Publication | Open Access

Structure-based membrane dome mechanism for Piezo mechanosensitivity

434

Citations

53

References

2017

Year

TLDR

Mechanosensitive ion channels translate mechanical stimuli into electrochemical signals for touch, balance, and cardiovascular regulation, yet eukaryotic Piezo channels, unlike the wide‑pore MscL, must sense force through a different mechanism due to their narrow pore. The authors hypothesize that membrane deformation changes upon Piezo channel opening. They propose that membrane tension modulates gating energetics proportionally to the change in projected area beneath the dome. Cryo‑EM of mouse Piezo1 at 3.7 Å shows a triskelion structure whose dome‑shaped deformation of the membrane explains the channel’s highly sensitive mechanical gating despite its narrow pore.

Abstract

Mechanosensitive ion channels convert external mechanical stimuli into electrochemical signals for critical processes including touch sensation, balance, and cardiovascular regulation.

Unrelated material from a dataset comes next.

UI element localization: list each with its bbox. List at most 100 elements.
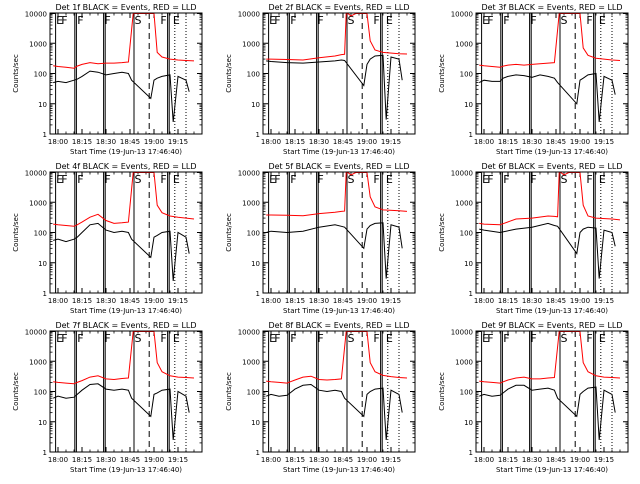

The best understood mechanosensitive channel, MscL, opens a wide pore, which accounts for mechanosensitive gating due to in-plane area expansion. Eukaryotic Piezo channels have a narrow pore and therefore must capture mechanical forces to control gating in another way. We present a cryo-EM structure of mouse Piezo1 in a closed conformation at 3.7Å-resolution. The channel is a triskelion with arms consisting of repeated arrays of 4-TM structural units surrounding a pore. Its shape deforms the membrane locally into a dome. We present a hypothesis in which the membrane deformation changes upon channel opening. Quantitatively, membrane tension will alter gating energetics in proportion to the change in projected area under the dome. This mechanism can account for highly sensitive mechanical gating in the setting of a narrow, cation-selective pore.